A power broker in Japan breaks back into power

Politician who helped bring down ruling party joins it in a coalition trying to fix economy

Ichiro Ozawa was once the bad boy of Japanese politics, the guy who threatened to break down the old system and build something new.

These days he's back in the fold. Last week Mr. Ozawa and his Liberal Party signed a coalition agreement with the ruling Liberal Democratic Party - the very same group Ozawa abandoned in 1993.

The support of the Liberals will give the LDP added firepower in the agenda-setting lower house of Japan's parliament, where it already holds a majority. And it brings the ruling party to within 11 votes of a majority in the upper house.

That strength will make setting economic policy and passing next year's budget easier, adding longevity to the administration of Prime Minister Keizo Obuchi. But some analysts don't see it as a sign of stability, but an indication of the fragility of Japan's political establishment.

Ronald Morse, a professor of business and economics at Reitaku University just outside Tokyo, notes that Ozawa's track record hasn't been too great in recent years.
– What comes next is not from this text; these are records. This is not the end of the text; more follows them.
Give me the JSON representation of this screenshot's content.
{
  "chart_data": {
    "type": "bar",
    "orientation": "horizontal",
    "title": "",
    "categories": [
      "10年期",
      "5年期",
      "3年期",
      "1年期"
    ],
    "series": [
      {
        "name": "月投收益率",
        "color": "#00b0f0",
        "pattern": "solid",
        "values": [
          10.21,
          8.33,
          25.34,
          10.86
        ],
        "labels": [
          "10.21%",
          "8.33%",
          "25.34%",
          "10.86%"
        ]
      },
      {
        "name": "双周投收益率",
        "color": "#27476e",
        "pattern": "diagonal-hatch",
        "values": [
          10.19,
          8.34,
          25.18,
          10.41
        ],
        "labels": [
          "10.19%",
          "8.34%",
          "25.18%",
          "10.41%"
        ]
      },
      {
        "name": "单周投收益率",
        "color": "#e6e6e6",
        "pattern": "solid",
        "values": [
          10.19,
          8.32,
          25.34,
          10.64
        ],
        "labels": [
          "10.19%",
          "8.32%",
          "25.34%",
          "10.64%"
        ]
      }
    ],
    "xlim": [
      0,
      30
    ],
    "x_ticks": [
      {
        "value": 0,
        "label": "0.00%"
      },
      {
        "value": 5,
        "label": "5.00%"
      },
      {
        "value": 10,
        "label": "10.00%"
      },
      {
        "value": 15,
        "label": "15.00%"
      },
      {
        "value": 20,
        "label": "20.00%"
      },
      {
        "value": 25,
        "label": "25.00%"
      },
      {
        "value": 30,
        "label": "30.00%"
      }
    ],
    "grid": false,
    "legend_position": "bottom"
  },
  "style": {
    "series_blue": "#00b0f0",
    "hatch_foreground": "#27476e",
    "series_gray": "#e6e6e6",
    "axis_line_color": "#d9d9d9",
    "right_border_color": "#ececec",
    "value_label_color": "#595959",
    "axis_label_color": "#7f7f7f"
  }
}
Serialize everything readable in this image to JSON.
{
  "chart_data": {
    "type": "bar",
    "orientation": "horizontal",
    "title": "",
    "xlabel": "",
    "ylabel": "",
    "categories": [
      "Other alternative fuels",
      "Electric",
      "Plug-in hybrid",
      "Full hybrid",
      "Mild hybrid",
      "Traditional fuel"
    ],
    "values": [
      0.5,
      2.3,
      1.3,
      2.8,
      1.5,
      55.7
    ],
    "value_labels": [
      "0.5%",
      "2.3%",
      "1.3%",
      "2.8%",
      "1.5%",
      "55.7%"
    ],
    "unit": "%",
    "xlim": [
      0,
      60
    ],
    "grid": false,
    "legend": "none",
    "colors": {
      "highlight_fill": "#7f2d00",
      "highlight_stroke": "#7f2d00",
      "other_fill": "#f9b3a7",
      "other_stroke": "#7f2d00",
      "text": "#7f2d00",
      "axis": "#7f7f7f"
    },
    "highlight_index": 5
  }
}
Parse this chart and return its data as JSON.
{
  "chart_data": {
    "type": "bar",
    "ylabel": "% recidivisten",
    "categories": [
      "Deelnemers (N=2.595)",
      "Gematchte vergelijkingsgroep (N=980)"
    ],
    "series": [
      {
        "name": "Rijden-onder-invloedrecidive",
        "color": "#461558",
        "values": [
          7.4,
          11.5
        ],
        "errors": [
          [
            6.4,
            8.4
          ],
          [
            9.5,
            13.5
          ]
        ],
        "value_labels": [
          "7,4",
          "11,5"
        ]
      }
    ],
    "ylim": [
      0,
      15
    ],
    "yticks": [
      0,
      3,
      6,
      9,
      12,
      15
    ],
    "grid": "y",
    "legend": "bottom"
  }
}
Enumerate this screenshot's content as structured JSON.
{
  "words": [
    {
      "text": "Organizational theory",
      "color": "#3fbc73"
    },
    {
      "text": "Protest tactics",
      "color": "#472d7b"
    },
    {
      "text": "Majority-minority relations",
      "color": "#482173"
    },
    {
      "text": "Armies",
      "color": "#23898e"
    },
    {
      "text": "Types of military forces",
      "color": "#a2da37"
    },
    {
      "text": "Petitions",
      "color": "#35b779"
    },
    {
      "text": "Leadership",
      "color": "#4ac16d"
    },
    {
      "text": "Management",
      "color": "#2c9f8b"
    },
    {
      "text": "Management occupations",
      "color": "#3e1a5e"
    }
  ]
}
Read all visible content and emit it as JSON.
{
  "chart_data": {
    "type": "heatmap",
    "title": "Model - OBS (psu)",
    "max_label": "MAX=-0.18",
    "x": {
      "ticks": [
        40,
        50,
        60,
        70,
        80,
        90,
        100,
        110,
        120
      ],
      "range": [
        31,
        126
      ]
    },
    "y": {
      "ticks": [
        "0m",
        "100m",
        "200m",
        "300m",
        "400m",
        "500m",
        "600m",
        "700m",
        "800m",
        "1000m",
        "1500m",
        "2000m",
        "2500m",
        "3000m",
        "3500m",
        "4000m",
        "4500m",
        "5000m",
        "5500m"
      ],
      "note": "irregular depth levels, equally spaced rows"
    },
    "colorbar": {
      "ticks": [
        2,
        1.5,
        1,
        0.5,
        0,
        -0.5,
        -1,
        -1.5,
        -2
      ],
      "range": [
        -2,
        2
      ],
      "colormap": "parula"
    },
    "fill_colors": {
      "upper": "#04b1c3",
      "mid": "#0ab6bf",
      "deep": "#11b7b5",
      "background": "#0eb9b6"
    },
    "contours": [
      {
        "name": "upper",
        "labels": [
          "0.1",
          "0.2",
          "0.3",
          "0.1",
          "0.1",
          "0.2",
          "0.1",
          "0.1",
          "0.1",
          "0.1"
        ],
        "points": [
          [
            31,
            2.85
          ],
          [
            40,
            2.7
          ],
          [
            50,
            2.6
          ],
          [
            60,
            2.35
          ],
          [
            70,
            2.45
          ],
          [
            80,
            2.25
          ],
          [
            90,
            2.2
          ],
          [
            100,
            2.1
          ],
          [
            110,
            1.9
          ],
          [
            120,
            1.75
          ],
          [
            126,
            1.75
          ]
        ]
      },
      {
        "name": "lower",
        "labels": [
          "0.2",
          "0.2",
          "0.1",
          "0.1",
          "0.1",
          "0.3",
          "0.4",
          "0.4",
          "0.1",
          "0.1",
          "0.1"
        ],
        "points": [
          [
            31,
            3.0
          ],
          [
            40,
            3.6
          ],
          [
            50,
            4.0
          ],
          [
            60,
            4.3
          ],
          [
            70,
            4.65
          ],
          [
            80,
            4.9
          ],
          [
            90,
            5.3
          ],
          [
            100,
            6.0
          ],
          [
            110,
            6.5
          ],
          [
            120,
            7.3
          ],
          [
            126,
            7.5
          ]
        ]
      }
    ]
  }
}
Once considered a master behind-the-scenes strategist, the alliances he has formed since 1993 have fractured. The parties he has led have suffered at the polls.

KUNIKO Inoguchi, a politics professor at Tokyo's Sophia University, calls Ozawa's return a "back to the future" scenario. "What were they doing," she wonders of the Liberal Party and its predecessors, "during the last five years when voters were given the hope of a two-party system?"

Ozawa left the LDP saying he wanted to bring some ideological coherence to Japan's politics, which have long turned more on personality than policy. The LDP is a collection of factions and interest-group representatives whose cohesion has everything to do with staying in power and little to do with shared political ideas.

The defection of Ozawa and others did result in the 1993 defeat of the LDP, but not for long. Since mid-1994, the LDP has been part of ruling coalitions or managed to govern alone. In the meantime, Ozawa failed to group politicians together along policy lines and the LDP has remained as ideologically inconsistent as it has always been.

Some LDP members worry that Ozawa remains true to his agenda and is entering into a coalition in order to fracture the party from within. But even those most opposed to Ozawa won't jump ship, says one upper house member, who requested anonymity. "I don't think they'll leave the LDP because this will only benefit Ozawa. His real purpose is to divide the LDP into several groups."

Morse doesn't predict that the LDP will fracture along policy lines, but that the nation's dire economic situation will force voters to turn elsewhere. So far, the LDP has relied on traditional policies to lift the country out of a decade of economic stagnation; it has poured money into public works and other stimulus projects.

This strategy has the important benefit of helping the party's key constituencies: the agricultural and construction industries. Just a week ago, the party unveiled a $196 billion package, which many economists dismissed as more of the same.

Despite these infusions of cash, the recession is starting to hit home here. Unemployment is rising, economic anxiety abounds, and retailers and service-providers are scrambling to keep consumers interested. The old social contract, in which a majority of voters backed the LDP in exchange for economic egalitarianism and stability, is already looking crumpled and frayed.

If the party's "muddling through" tactics fail, the greatest beneficiary could be the Democratic Party of Japan, currently the largest opposition party. This group did well in upper house elections this summer, but its leader, Naoto Kan, has recently had to deny scandal accusations that make him look more like an old-school politico than a reformer.

"In the long term," says Ms. Inoguchi, Ozawa's return to the LDP fold "could be good for the DPJ."

Morse adds that it may be a waste of time to look for the emergence of ideologically coherence in Japan's politics. "The whole agenda is being driven by the decline of the economy."